DANNI
I was kicked out of the house at eighteen by my fed-up mother, and surprisingly not because I was a lesbian. No, it was because she was sick of doing motherly things for me like keeping a roof over my head and occasionally food in my mouth, and letting me help carry her up the stairs when she was piss drunk. I knew from childhood that this day was inevitable: there wasn't a moment of my life my mother didn't detest my existence. At best she'd give me the silent treatment, quiet and drunk and fantasizing about that abortion she could've had all those years ago. At worst, I was locked in my room as a burden, told not to come out, not for food or water or to use the toilet.
As a child, I was afraid of my mother and believed all the things she said about me and my uselessness. When I got a little older, I found out about my deadbeat father in America and started to blame him like she'd often do. But by the time I was a teenager, though I did still hate the father I'd never really known, it became explicitly clear that the fault was mostly to be put on her. I found myself wishing time and time again she would've just given me up at birth: a childhood at an orphanage had to be better.
And when I realized it was her fault for treating me like shit, I started fighting back. I was too socially inept to be much of a rebel –I'd drink and smoke on occasion, but mostly everything I tried just made me gag, and with the social factor absent there wasn't much to keep it up for. But any neighbors could tell you about the midnight shouting matches between the two of us, too hard-headed to back down, only coming to a close when we both fell asleep in the living room.
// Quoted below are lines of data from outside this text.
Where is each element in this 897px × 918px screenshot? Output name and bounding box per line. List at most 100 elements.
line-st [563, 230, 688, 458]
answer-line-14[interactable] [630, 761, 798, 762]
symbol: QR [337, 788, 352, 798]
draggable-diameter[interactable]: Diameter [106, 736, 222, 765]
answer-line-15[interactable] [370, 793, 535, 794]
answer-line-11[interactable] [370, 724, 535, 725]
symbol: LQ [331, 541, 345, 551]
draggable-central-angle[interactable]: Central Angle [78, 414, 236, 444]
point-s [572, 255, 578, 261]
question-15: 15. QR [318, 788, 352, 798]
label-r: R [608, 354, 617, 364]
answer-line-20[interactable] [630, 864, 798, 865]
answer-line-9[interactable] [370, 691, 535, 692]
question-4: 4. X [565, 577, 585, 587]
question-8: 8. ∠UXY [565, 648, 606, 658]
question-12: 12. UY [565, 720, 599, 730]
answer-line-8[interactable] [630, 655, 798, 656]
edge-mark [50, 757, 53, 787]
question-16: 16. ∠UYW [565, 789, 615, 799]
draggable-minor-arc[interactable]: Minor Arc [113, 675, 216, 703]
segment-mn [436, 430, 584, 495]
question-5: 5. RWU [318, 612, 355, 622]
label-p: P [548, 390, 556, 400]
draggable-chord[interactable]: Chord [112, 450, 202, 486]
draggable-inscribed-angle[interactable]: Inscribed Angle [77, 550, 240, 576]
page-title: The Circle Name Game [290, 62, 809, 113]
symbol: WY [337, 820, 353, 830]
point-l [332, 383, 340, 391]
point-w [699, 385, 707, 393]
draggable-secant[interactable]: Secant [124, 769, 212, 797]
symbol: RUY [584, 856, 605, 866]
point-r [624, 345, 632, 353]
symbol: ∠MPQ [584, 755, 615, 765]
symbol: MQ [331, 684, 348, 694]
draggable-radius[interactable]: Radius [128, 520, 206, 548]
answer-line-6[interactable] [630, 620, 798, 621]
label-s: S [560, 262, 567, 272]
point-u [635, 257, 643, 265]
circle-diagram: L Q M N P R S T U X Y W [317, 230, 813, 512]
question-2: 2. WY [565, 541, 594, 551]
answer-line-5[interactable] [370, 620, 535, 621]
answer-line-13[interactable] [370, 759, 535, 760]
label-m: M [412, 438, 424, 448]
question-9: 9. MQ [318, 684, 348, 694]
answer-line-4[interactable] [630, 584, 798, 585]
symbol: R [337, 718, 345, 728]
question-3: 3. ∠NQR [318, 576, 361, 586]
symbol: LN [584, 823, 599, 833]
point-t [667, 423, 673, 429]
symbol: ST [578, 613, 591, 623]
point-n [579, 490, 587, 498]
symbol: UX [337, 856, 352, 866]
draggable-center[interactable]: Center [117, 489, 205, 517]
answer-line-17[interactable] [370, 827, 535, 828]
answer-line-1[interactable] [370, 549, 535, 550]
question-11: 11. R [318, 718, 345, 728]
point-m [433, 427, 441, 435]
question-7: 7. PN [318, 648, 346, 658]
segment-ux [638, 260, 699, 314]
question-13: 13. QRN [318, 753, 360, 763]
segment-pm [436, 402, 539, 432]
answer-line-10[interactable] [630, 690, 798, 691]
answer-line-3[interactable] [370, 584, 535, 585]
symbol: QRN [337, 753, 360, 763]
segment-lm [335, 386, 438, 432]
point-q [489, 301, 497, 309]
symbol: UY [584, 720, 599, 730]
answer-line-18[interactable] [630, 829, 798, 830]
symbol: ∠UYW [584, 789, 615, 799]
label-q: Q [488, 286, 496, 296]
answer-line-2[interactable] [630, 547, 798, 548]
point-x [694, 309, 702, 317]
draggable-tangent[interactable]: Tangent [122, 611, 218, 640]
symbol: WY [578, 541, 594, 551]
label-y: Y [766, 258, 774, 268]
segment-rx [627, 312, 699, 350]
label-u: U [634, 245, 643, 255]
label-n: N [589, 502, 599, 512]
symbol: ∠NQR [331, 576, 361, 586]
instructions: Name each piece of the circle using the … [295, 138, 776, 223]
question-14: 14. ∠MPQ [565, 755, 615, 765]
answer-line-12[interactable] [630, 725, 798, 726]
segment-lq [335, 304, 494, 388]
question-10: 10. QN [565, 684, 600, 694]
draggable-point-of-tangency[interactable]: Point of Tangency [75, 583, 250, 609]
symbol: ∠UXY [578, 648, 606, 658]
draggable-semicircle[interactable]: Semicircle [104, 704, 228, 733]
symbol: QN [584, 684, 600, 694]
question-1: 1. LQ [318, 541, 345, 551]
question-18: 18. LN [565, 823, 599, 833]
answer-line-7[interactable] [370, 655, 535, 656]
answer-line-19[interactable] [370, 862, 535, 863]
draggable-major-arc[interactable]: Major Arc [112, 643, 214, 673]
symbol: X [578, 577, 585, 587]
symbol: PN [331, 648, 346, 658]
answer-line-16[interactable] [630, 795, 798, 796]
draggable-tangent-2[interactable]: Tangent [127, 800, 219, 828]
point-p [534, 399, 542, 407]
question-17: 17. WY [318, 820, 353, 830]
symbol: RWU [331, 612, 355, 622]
So I saw the disowning coming, and it all came to a final climax for the two of us when I told her I didn't plan on furthering my education after school, even when I'd once had plans to go to uni. She slapped me –the first and last time I'd actually been physically assaulted by my mother— and told me that if I was going to be a deadbeat like my father, then I could go live with him, because she wasn't keeping a parasite in her house. (That's the censored version, of course.)
I stayed with an aunt (who wanted almost as little to do with me as her dear sister) while I looked into finding my father. It was two weeks of hard work, but eventually I did find him: Malcolm McCoy. And it looked like I was moving to New York.